Recuerdo perfectamente la fotografía de este joven. La imagen la tomó mi compañero profesional durante muchos años Ildefonso Sena y dio la vuelta al mundo. Ahí comenzó la tragedia del Estrecho. Sin lugar a dudas sin la Cruz Roja, sin los efectivos de Salvamento Marítimo o de la Guardia Civil, habría más muertes. Primero llegaban marroquíes hombres, luego mujeres, niños, menores no acompañados. Luego subsaharianos.

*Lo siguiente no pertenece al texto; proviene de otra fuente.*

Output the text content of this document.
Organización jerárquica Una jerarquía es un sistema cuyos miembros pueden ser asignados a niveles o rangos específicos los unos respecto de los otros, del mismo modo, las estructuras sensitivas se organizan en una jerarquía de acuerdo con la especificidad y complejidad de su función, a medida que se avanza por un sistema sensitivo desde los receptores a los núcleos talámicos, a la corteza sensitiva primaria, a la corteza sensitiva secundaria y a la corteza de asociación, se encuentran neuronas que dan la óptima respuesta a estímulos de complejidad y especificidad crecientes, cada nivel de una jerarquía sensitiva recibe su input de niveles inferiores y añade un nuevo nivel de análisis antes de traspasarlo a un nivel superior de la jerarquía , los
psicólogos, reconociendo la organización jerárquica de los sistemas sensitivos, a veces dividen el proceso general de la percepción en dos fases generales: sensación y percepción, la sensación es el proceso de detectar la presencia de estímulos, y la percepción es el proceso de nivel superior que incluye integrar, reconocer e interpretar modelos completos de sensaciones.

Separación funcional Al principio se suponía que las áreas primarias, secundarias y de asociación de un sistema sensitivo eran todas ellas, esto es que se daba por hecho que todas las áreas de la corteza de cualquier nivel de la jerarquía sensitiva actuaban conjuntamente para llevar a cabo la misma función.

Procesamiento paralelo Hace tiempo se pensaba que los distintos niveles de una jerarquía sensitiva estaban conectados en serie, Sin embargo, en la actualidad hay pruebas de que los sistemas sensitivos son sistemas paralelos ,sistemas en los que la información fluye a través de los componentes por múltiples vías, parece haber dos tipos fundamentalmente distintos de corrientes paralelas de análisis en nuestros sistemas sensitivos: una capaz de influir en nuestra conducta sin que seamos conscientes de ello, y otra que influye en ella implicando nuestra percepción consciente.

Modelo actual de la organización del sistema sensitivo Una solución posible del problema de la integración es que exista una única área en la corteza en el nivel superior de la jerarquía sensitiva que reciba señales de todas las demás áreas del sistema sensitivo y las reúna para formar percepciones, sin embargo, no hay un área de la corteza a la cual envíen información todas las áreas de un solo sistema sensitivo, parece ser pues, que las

Y luego llegó el visado, lo que generó un aumento de llegadas de inmigrantes sin “papeles”. Personas que intentaban llegar a Europa buscando un sueño, el que se mostraba a través de las TV. Y todo esto ha ido unido a los problemas relacionados con la trata de seres humanos: racismo, xenofobia, agresiones sexuales etc y, por supuesto, las mafias. Controles en el Estrecho y después otras rutas: Almería, Murcia, Canarias... Y después la ley de extranjería.

Entonces surgieron los Centros de Internamiento de Extranjeros (CIE): En la comarca tenemos dos, uno en Algeciras y otro en Tarifa, el primero es una antigua prisión y el segundo pertenecía a antiguas instalaciones militares. Ni uno ni otro cumplen condiciones de habitabilidad, pero ahí están. Ahora el Gobierno nos vende un nuevo CIE para Algeciras: “moderno y social”, decía el alcalde hace unos días. Pero habría que tener claro que estas personas, hombres y mujeres inmigrantes no han cometido ningún delito y están encerrados. Incluso comparten espacio con algún delincuente.

A veces se les llama “ilegales”, pero resulta que no hay personas ilegales, sino situaciones concretas de ilegalidad. Tampoco, creo que haya que hablar de “avalancha” o “invasión”. Son términos inadecuados para referirnos a la llegada masiva de estas personas.

El terrorismo, por desgracia, ha puesto además en los últimos años el foco de atención y nuestros miedos dirigidos hacia el inmigrante, hacia el refugiado. Hacia esas miles de personas que, huyendo de las miserias de las guerras solo buscan una vida tranquila, fuera del objetivo de cualquiera de los bandos. Afganistán o Siria, país este último donde la guerra ha expulsado a millones de refugiados, primero a través de la ruta de los Balcanes, después utilizado la ruta Libia-Sicilia, en la que siguen perdiendo la vida miles de personas. Pero si esta ruta se bloquea, quién puede asegurar que los flujos de inmigración de esa zona no se deriven hacia el oeste. Entre Argelia y Almería o Murcia, por ejemplo, hay cien kilómetros menos que entre la costa Libia y la isla italiana.